I made the quick and easy ginger beer by grating a quarter cup of ginger (a bit more than my recipes suggests), adding a half cup of sugar (a bit less than suggested) and making it into syrup by dissolving the sugar into heated water. This ginger syrup can then be an even quicker ginger ale by combining it with soda water. But, I wanted to ferment it, so I added the cooled mixture to two liters of water, a quarter cup of lime juice and one-eighth of a teaspoon of active dry yeast. From there, it takes two or three days.

Ginger-Beer-(photo-by-Laura-Burns)-
Ginger Beer

How to Make Ginger Bug

Making a ginger bug is much like making a sourdough starter, the point is to collect wild yeast by constantly adding something for eat to feed on. For a ginger bug, you should start with about three tablespoons of grated ginger, another three tablespoons of white sugar, and a couple cups of water. Add one tablespoon of grated ginger and one of sugar a day for a week, at the end of which it should be a ginger bug. A good bug smells a bit yeasty and sweet and will be cloudy.
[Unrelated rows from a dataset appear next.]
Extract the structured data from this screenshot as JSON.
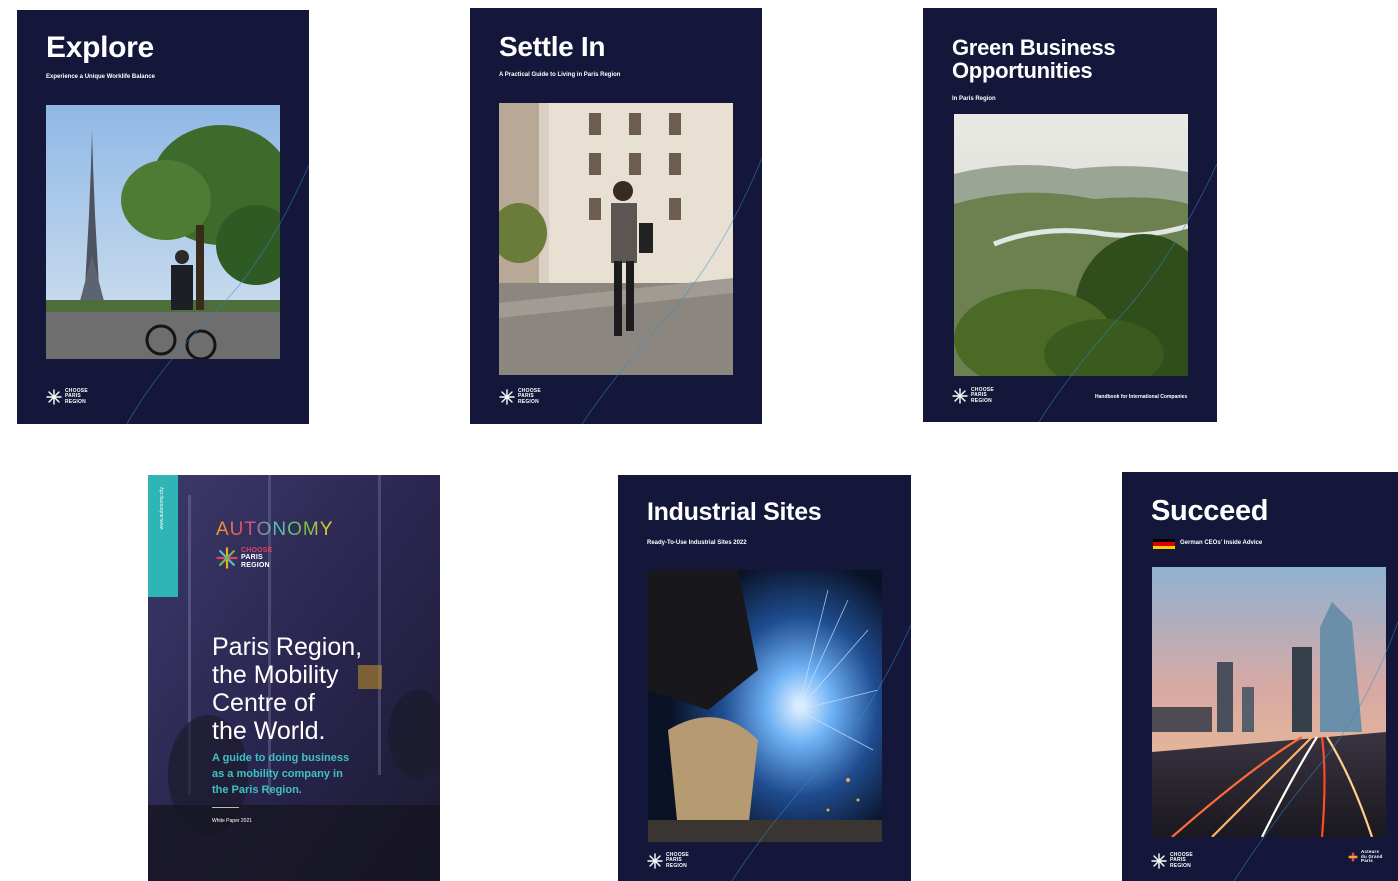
{
  "covers": [
    {
      "title": "Explore",
      "subtitle": "Experience a Unique Worklife Balance",
      "logo": {
        "line1": "CHOOSE",
        "line2": "PARIS",
        "line3": "REGION"
      }
    },
    {
      "title": "Settle In",
      "subtitle": "A Practical Guide to Living in Paris Region",
      "logo": {
        "line1": "CHOOSE",
        "line2": "PARIS",
        "line3": "REGION"
      }
    },
    {
      "title": "Green Business Opportunities",
      "subtitle": "In Paris Region",
      "note": "Handbook for International Companies",
      "logo": {
        "line1": "CHOOSE",
        "line2": "PARIS",
        "line3": "REGION"
      }
    },
    {
      "side_text": "www.autonomy.city",
      "brand": "AUTONOMY",
      "logo": {
        "line1": "CHOOSE",
        "line2": "PARIS",
        "line3": "REGION"
      },
      "headline_lines": [
        "Paris Region,",
        "the Mobility",
        "Centre of",
        "the World."
      ],
      "lead_lines": [
        "A guide to doing business",
        "as a mobility company in",
        "the Paris Region."
      ],
      "footer": "White Paper 2021"
    },
    {
      "title": "Industrial Sites",
      "subtitle": "Ready-To-Use Industrial Sites 2022",
      "logo": {
        "line1": "CHOOSE",
        "line2": "PARIS",
        "line3": "REGION"
      }
    },
    {
      "title": "Succeed",
      "subtitle": "German CEOs' Inside Advice",
      "logo": {
        "line1": "CHOOSE",
        "line2": "PARIS",
        "line3": "REGION"
      },
      "partner": {
        "line1": "Acteurs",
        "line2": "du Grand",
        "line3": "Paris"
      }
    }
  ],
  "colors": {
    "navy": "#14163a",
    "teal": "#2fb5b5",
    "accent_line": "#2e8ecf"
  }
}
I can’t wait to do more. Fermentation has lived up to it’s billing thus far, with tasty treats that have seriously impressed my friends and family. And, either I am extremely fortunate, or it is easy even for beginners. I’ve got sauerkraut on the horizon, as well as kimchi and some more fermented fruit beverages from kitchen scraps (just compost them after getting yet another use out of the fruit—how permaculturally multi-functional!). I hope these recipes and tales are of some use to others, perhaps given a few readers the confidence and know-how to give it a go.

Jonathon Engels

The financially unfortunate combination of travel enthusiast, freelance writer, and vegan gardener, Jonathon Engels whittled and whistled himself into a life that gives him cause to continually scribble about it. He has lived as an expat for over a decade, worked in nearly a dozen countries, and visited dozens of others in the meantime, subjecting the planet to a fiery mix of permaculture, music, and plant-based cooking. More of his work can be found at Jonathon Engels: A Life About.

7 Comments

  1. I have a question on the sourdough starter. “Once a day, I added the same mixture to the original, stored in an old pickle jar.” Do you mean that you add another cup flour and 1/2 cup water every day for five days? Just want to make sure. Your enthusiasm is contagious. Thanks so much!

    1. Yes. And, that’s how it is fed from then on if you want to keep it active. It can be stored in the fridge for a week without feeding it if you don’t plan on using it often. We make two loaves of bread twice a week with our starter, with the occasional pizza crust or sourdough desert bread (banana, zucchini, etc) every couple of weeks.